The “prior battles” influenced Henley’s position, the suit alleges.

Yet the city’s filing states that Argos does not “credibly allege” that the denial was due to animus by Henley.

“One shudders to imagine a jurisprudence that would read animus into the millions of such decisions that local officeholders make each year,” the city’s response says.

The city argued the claim might set precedent “that every time citizens endorse one candidate for a particular office, they lay the foundation for an allegation of animus against any opposing candidates who might win office and later render an adverse decision against them. Fortunately, the courts have never endorsed this bizarre and undemocratic conception of the equal protection clause.”

The developer’s lawsuit accuses the city of holding Argos to criteria that “were not legally required and were not even developed until well after the application was filed.”

Argos submitted its request two years ago, shortly after a nearby project was approved and before Virginia Beach required a preliminary stormwater analysis, according to the suit. That was required by an update to the comprehensive plan that came later, and Argos was told it would need to complete one though its application already was in the works.

The city, essentially, kept adding “ever-changing” requirements, the suit argues, though not all of its stormwater procedures were in place.

In February, representatives of the developers addressed stormwater concerns during a meeting of the Planning Commission, noting that the neighborhood’s system would address flooding concerns and that they would notify homebuyers about flooding in the area.

Brad Martin, an engineer for the developer, said the undisturbed 38 acres would let water “flow over” as it drained to a canal.

Neighbors raised concerns about flooding, as well as traffic in the area. The development would have had a single egress point that could be impassible during flooding on Princess Anne Road.

“There is a roadway that floods, that prevents the safety of those citizens, and I think that it’s our responsibility to look at whether or not this is the right time for development in that area,” said Dr. Karen Beardslee Kwasny, an educator from Ashville Park who represents the Princess Anne District on the Planning Commission. 

She made a motion to recommend denial of the application, and the motion passed, 7-3.

The developer requested a deferral before the matter went to City Council, but Henley moved the application be denied in early April. That motion failed, but the matter was denied during the next meeting in April, also on a motion by Henley.  

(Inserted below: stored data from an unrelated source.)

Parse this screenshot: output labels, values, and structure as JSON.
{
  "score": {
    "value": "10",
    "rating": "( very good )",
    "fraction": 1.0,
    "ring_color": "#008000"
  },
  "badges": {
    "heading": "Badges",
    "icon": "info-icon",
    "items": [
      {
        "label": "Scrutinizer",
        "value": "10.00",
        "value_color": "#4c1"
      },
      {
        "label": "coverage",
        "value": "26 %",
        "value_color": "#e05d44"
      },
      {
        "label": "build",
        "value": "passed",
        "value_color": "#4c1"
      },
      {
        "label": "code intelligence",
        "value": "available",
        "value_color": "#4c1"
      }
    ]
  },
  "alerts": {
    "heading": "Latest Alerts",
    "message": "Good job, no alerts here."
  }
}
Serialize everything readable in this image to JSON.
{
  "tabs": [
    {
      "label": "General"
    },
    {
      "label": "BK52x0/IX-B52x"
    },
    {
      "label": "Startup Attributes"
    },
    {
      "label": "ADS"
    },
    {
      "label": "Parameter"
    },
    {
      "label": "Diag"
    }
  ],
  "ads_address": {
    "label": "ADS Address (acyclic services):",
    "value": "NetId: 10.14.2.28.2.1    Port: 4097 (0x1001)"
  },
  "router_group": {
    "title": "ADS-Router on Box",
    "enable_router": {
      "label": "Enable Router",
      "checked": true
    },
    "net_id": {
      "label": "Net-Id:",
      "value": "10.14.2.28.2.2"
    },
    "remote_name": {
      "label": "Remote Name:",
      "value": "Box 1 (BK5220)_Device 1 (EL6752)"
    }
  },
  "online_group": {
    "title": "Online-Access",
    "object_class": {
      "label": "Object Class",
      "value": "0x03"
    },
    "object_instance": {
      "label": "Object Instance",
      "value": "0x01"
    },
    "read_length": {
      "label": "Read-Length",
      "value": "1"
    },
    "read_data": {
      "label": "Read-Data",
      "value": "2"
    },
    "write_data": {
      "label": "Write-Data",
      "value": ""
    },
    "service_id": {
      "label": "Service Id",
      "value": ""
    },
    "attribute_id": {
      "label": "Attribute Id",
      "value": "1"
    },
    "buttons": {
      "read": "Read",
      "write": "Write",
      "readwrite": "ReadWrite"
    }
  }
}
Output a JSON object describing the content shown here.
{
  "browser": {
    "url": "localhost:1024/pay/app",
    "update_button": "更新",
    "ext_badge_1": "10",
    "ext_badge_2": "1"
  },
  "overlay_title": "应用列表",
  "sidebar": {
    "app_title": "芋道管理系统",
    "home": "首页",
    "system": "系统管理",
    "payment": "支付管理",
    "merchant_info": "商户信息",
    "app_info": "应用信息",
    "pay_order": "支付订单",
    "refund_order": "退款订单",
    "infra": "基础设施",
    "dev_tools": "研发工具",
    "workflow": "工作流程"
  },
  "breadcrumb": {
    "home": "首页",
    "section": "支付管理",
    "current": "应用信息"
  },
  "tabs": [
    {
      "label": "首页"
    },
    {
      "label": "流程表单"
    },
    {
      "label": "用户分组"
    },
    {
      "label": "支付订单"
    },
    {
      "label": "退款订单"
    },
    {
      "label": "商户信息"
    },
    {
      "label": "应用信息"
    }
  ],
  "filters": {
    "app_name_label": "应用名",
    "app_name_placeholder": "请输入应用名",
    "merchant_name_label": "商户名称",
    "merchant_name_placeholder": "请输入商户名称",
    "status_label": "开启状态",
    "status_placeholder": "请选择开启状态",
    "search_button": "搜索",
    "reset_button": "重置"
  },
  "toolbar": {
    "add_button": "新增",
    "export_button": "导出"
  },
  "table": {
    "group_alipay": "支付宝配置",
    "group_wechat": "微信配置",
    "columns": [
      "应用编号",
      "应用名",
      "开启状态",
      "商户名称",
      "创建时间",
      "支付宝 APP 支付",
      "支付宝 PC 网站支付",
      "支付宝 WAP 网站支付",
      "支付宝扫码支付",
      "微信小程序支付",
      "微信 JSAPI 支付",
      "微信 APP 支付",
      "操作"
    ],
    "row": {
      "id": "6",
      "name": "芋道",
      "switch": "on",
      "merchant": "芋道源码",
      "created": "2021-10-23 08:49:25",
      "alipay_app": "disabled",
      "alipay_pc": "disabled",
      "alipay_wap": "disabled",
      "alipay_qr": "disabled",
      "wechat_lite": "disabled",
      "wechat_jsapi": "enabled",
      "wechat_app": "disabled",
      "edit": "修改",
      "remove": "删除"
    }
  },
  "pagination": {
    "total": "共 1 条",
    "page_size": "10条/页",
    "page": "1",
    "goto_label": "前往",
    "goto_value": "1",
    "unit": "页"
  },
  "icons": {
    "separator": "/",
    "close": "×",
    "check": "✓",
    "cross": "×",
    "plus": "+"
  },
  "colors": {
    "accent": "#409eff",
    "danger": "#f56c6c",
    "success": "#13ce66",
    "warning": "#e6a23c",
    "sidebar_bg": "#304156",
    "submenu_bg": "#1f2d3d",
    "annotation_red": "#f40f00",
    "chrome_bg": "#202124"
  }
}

“At some point, due process and fundamental fairness require that the city council review this proposal under the existing city codes and regulations and act,” Anne Crenshaw, a lawyer representing the developer in that process, told the City Council.

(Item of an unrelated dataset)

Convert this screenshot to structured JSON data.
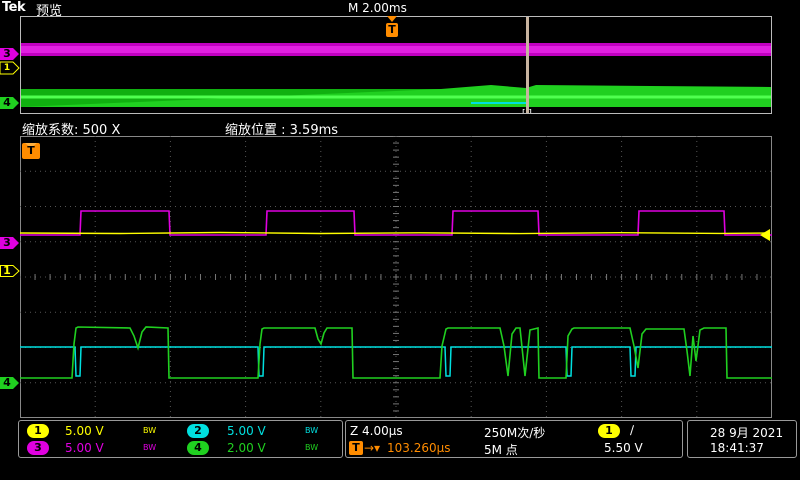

“The main thing is that we learn from our mistakes of the past,” Henley said later in the meeting. “And I think one of the things that we are learning is that we did not properly require some of our past developments to go through the rigors of determining stormwater conditions before a rezoning.”

The city is trying to change that, she said. 

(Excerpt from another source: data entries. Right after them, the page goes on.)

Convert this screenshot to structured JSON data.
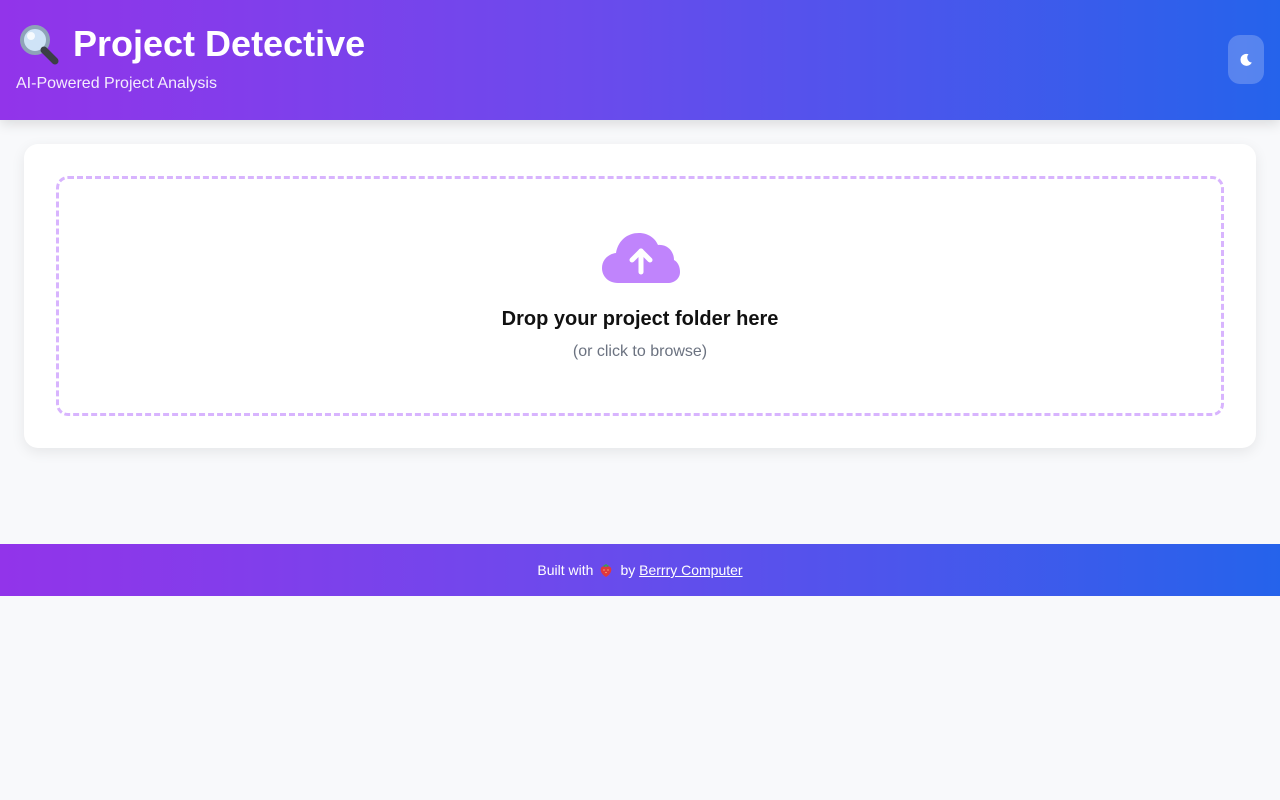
{
  "header": {
    "title": "Project Detective",
    "subtitle": "AI-Powered Project Analysis",
    "title_icon": "magnifying-glass-icon",
    "theme_toggle_icon": "moon-icon"
  },
  "dropzone": {
    "icon": "cloud-upload-icon",
    "title": "Drop your project folder here",
    "subtitle": "(or click to browse)"
  },
  "footer": {
    "prefix": "Built with",
    "emoji_icon": "strawberry-icon",
    "by": "by",
    "link_text": "Berrry Computer"
  },
  "colors": {
    "gradient_start": "#9234ea",
    "gradient_end": "#2563eb",
    "dropzone_border": "#d8b4fe",
    "upload_icon": "#c084fc",
    "page_background": "#f8f9fb"
  }
}
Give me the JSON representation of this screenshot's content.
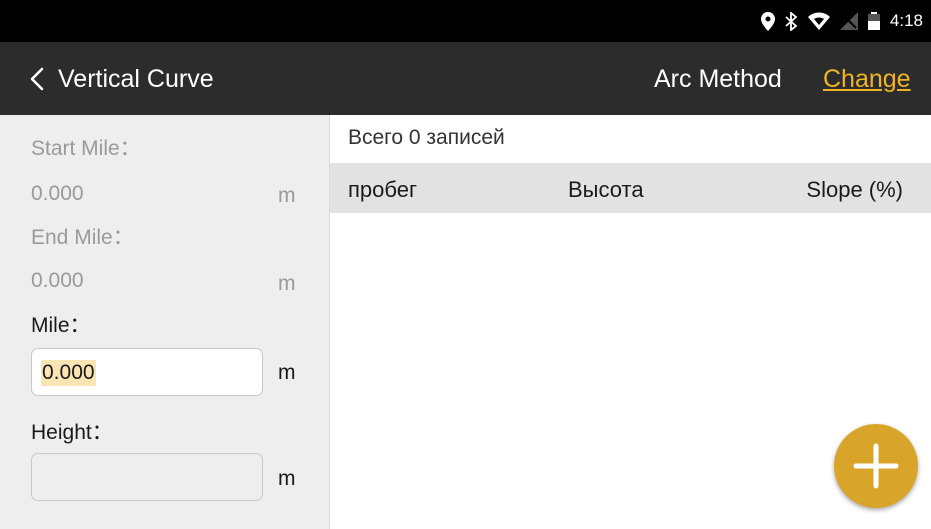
{
  "status_bar": {
    "time": "4:18",
    "icons": [
      "location-icon",
      "bluetooth-icon",
      "wifi-icon",
      "no-signal-icon",
      "battery-icon"
    ]
  },
  "app_bar": {
    "title": "Vertical Curve",
    "method": "Arc Method",
    "change_label": "Change",
    "accent_color": "#f0b422",
    "background": "#2c2c2c"
  },
  "left_panel": {
    "start_mile_label": "Start Mile：",
    "start_mile_value": "0.000",
    "start_mile_unit": "m",
    "end_mile_label": "End Mile：",
    "end_mile_value": "0.000",
    "end_mile_unit": "m",
    "mile_label": "Mile：",
    "mile_value": "0.000",
    "mile_unit": "m",
    "height_label": "Height：",
    "height_value": "",
    "height_unit": "m"
  },
  "records": {
    "summary": "Всего 0 записей",
    "columns": [
      "пробег",
      "Высота",
      "Slope (%)"
    ],
    "rows": []
  },
  "fab": {
    "icon": "plus-icon",
    "color": "#d8a42a"
  }
}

The vote by City Council was unanimous.

Henley mentioned the suit in August during a meeting of an advisory committee and amid a discussion of the Harvest Farms development, another project that may face challenges as it seeks approvals – though they are much different.

“It’s extremely important to make certain all these steps are appropriately handled so that, if anything is challenged in court, the decision is upheld,” Henley said at the time. “We have to remember that process.”